COMP416A/516A 2006: Topics in Artificial Intelligence

- Assignment 3: Automatic Data Cleansing -

UPDATED Section 4 (01/05/06)
UPDATED submission instructions (10/05/06) (see bottom of this page)
  1. Write a meta classifier that takes another classifier (i.e. a "base" classifier) as an argument and implements the following steps in buildClassifier():

    1. Build a base classifier on the training data.
    2. Classify the training data using the base classifier.
    3. Collect the training instances that have been classified correctly and make this the new training set.
    4. Go to Step 1 if the training set has changed in Step 3.

    Your new meta classifier should extend the class weka.classifiers.SingleClassifierEnhancer.

  2. Run your new meta classifier with the decision tree learner weka.classifiers.trees.J48 as the base learner on the breast-cancer, credit-g, hepatitis, lymph, sonar, and soybean datasets in /home/ml/datasets/UCI. Compare the size of the final tree generated by the meta classifier and the tree generated by plain J48.

  3. Perform a more extensive experiment to evaluate the effect of the meta classifier on accuracy. Use Weka's Experimenter and run a 10 times 10-fold cross-validation on all datasets in /home/ml/datasets/UCI. In your first experiment, compare the accuracy of plain J48 to the accuracy of the meta classifier applied in conjunction with J48. Also record how much data (in percent) is discarded by the meta classifier. (You can record that information in the Experimenter by making your meta classifier implement the weka.core.AdditionalMeasureProducer interface and implementing appropriate methods. The J48 class is an example of a class that implements this interface.)

  4. Repeat the same experiment with weka.classifiers.functions.SMO. Make sure to turn on the "-M" option of SMO.Because SMO is not very efficient for large datasets, use only the list of datasets of Section 2 (breast-cancer, credit-g, hepatitis, lymph, sonar, and soybean) for any SMO-based experiments. But do use the same procedure as in Section 3 (10times 10fold CV, etc.)

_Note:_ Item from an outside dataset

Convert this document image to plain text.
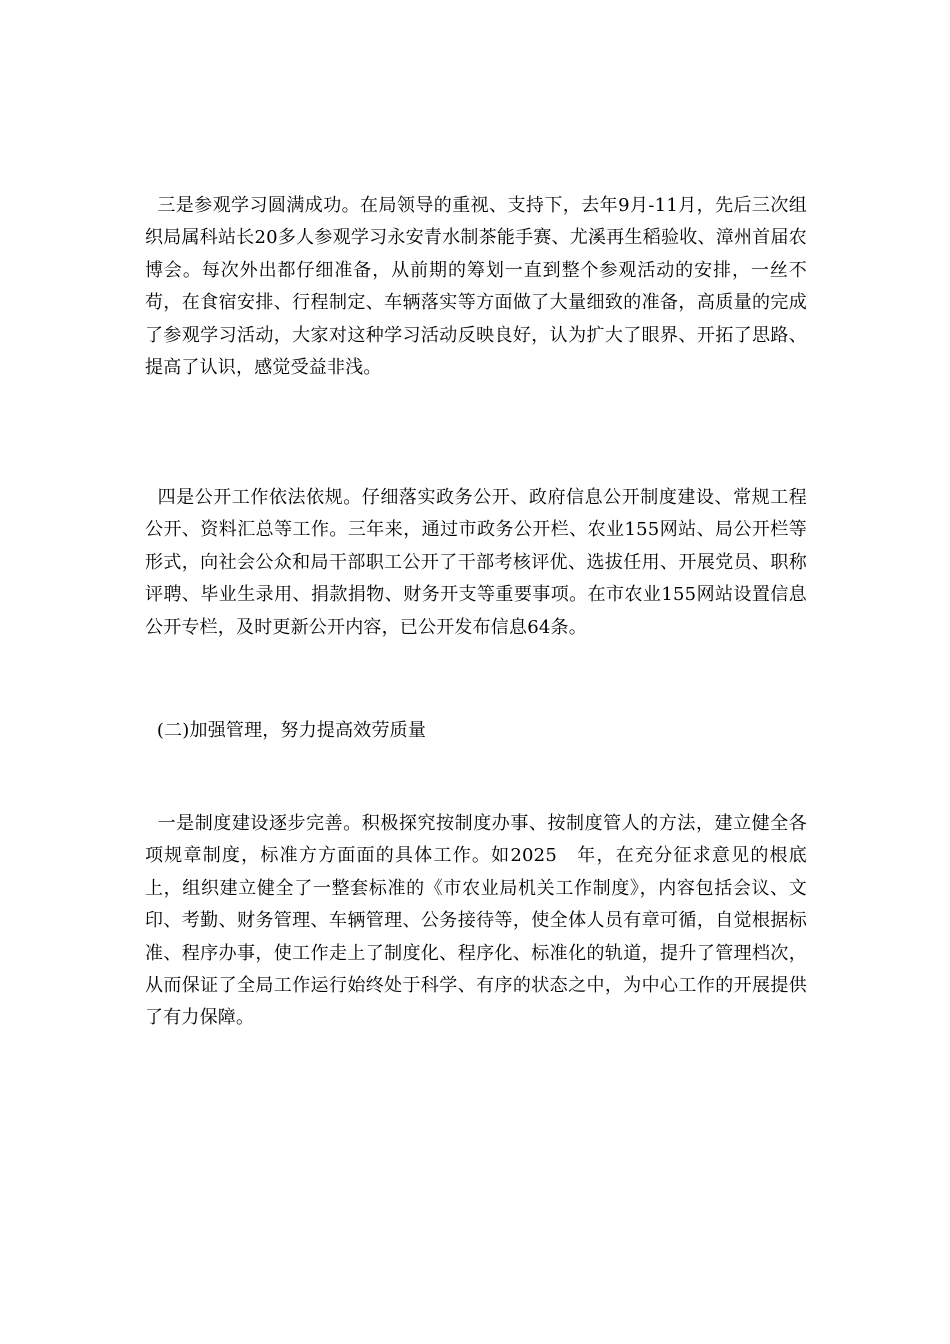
三是参观学习圆满成功。在局领导的重视、支持下，去年9月-11月，先后三次组织局属科站长20多人参观学习永安青水制茶能手赛、尤溪再生稻验收、漳州首届农博会。每次外出都仔细准备，从前期的筹划一直到整个参观活动的安排，一丝不苟，在食宿安排、行程制定、车辆落实等方面做了大量细致的准备，高质量的完成了参观学习活动，大家对这种学习活动反映良好，认为扩大了眼界、开拓了思路、提高了认识，感觉受益非浅。

四是公开工作依法依规。仔细落实政务公开、政府信息公开制度建设、常规工程公开、资料汇总等工作。三年来，通过市政务公开栏、农业155网站、局公开栏等形式，向社会公众和局干部职工公开了干部考核评优、选拔任用、开展党员、职称评聘、毕业生录用、捐款捐物、财务开支等重要事项。在市农业155网站设置信息公开专栏，及时更新公开内容，已公开发布信息64条。

(二)加强管理，努力提高效劳质量

一是制度建设逐步完善。积极探究按制度办事、按制度管人的方法，建立健全各项规章制度，标准方方面面的具体工作。如2025　年，在充分征求意见的根底上，组织建立健全了一整套标准的《市农业局机关工作制度》，内容包括会议、文印、考勤、财务管理、车辆管理、公务接待等，使全体人员有章可循，自觉根据标准、程序办事，使工作走上了制度化、程序化、标准化的轨道，提升了管理档次，从而保证了全局工作运行始终处于科学、有序的状态之中，为中心工作的开展提供了有力保障。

  5. Change your meta classier so that it only discards an instance if it is misclassified and the classifier is very confident in its prediction (i.e. if the classifier gets it "badly wrong"). To this end, introduce a new parameter X to your classifier and discard an instance if it is misclassified and the base classifier's probability for the predicted class is greater than the cutoff value X.

  6. Re-run all the above experiments with this new version of the meta classifier, setting the cutoff value X to 0.9.

  7. Write a report that records how your investigations proceeded and the results you obtained. Make sure you comment on the results and structure your report appropriately. Also comment on the method's ability to identify actual errors in the data.


Other Information

Value: 25% of the total marks for all four assignments
Due date: Friday, 12 May, 5:00 PM

No extensions will be granted except for sound, documented, medical reasons. Complete your assignment early: computers tend to go wrong at the last minute.

WHAT and HOW to submit: email me ([email protected]) the Java code for the version of your meta-classifier that was needed in Section 5. The report can be handed in on paper or electronically. Acceptable formats for electronical report submission in order of preference are: pdf, ps, txt, (OpenOffice or Word if you have to).